The nature of the lesions involved in producing the fusiform phenotype of three mutants (WO101, WO201, and tsST529) of the Schmidt-Ruppin A strain of Rous sarcoma virus (RSV) was determined by molecular cloning and DNA sequencing. WO101 and WO201 contained an in-frame deletion of the v-src region coding for amino acids 116 to 140 of p60v-src. The deleted segment was flanked by consensus splice donor and acceptor sequences and contained an appropriately positioned branchpoint acceptor consensus sequence, suggesting that the deletion occurred through an aberrant RNA splicing event.

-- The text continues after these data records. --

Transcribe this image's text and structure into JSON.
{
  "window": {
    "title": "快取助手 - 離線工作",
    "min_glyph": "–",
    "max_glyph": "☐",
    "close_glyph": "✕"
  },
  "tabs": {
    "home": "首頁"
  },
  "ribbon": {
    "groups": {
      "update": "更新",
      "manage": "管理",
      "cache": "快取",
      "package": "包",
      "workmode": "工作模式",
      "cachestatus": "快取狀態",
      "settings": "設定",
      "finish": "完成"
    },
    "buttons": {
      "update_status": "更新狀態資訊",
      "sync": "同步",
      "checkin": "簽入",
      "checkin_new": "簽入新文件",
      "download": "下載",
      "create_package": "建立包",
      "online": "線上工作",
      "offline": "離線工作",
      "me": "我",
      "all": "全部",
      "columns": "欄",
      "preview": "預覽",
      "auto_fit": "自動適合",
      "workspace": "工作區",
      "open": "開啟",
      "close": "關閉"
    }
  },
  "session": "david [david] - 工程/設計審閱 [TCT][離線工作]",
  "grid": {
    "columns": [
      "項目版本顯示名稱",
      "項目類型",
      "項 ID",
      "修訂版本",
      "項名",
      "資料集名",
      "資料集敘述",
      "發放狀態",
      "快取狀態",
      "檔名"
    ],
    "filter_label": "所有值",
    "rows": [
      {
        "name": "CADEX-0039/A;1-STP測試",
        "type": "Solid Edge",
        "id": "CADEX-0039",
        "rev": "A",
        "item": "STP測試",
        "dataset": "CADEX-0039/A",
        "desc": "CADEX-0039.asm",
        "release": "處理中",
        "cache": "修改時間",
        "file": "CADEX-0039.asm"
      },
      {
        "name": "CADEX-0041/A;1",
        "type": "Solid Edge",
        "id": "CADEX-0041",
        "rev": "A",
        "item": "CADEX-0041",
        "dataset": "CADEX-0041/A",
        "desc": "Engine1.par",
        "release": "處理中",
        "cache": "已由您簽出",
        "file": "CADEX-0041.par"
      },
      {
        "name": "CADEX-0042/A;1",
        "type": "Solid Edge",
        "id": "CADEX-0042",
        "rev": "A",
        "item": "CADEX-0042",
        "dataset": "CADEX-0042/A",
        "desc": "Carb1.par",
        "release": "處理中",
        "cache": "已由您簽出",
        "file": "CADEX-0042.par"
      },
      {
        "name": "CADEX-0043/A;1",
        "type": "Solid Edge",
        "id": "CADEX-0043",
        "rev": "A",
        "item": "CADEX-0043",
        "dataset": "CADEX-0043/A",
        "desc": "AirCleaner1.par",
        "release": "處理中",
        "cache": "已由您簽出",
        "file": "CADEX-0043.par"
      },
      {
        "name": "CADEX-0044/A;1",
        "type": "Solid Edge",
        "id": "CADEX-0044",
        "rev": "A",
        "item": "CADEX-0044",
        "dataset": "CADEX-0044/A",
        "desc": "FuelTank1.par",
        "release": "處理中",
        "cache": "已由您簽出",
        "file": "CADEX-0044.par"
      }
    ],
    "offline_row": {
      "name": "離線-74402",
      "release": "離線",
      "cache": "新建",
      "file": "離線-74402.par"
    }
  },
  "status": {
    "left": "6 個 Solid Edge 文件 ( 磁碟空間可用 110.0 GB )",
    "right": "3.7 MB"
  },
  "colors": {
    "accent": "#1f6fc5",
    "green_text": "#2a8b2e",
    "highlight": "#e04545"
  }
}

S1 mapping experiments performed on RNA isolated from chicken cells infected with molecularly cloned wild-type RSV DNA suggested that the splice acceptor involved in the generation of this deletion was utilized at a low frequency (less than 1.0%) in wild-type RSV-infected cells. These results suggested that stable mutations may have arisen in the coding sequence of a eucaryotic viral transforming gene as a result of a probable aberrant RNA splicing event followed by reverse transcription into DNA. ST529 was found to harbor the same deletion present in WO101 and WO201 but also contained a point mutation which resulted in the substitution of lysine for glutamic acid at position 93. This change and the resulting large change in local charge were presumably required for the temperature-sensitive transformation phenotype of ST529. These results, together with other known deletions that produce fusiform mutants, suggested that a region within the amino-terminal one-third coding region of the src gene contributed to a structural domain of p60v-src that was important for controlling some morphological parameters of transformation in cells infected with RSV.